Suppose I own a firm with no liabilities and exactly one asset, a machine worth \$100.
The Balance sheet will be
Assets (the machine) \$100.
Shareholders’ Equity \$100.
Now suppose the machine breaks and has to be junked…
The firm now has zero assets, \$0.
The firm incurs a loss of \$100 because the machine is worthless and has to be written off.
What do you think the Shareholders’ Equity is now?
The answer is that it is zero.
Income and Expenses:
Write-off of asset \$100
Total Loss \$100
The loss is subtracted from Shareholders’ Equity which becomes \$0

The only difference with depreciation is that instead of writing the asset off in one go, it is written off in installments.

Returning to the firm with one asset (the machine) and no liabilities.
Suppose now we write the value of the machine off in 10 installments, 10\% at the end of each of the first 10 years.

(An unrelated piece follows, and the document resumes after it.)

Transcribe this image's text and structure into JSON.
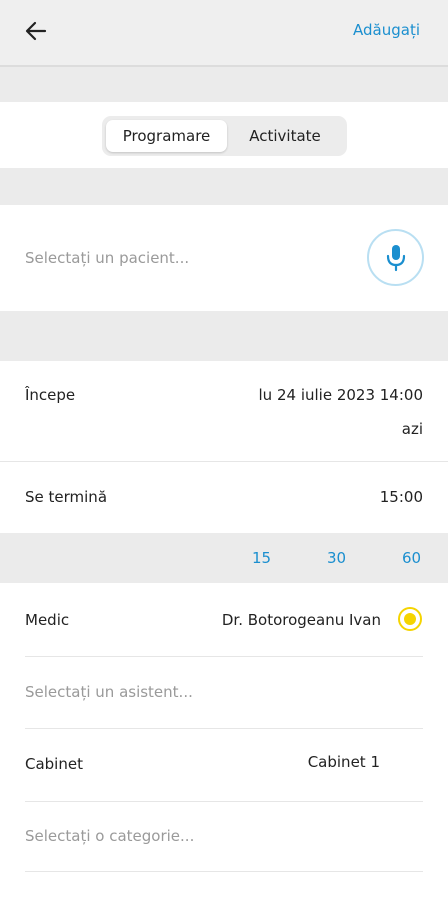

And suppose the firm has no sales, no income, and no expenses other than depreciation.
At the end of year 1, the machine will be worth \$90, having been depreciated by 10\%.
At the end of year 1, the only asset is the machine, and there are no liabilities, so shareholders’ equity is now \$90.

Income and Expenses for year 1:
Write-down of asset \$10
Total Loss \$10
The loss is subtracted from Shareholders’ Equity which becomes \$90
The Balance sheet will be
Assets (the machine) \$90.
Shareholders’ Equity \$90.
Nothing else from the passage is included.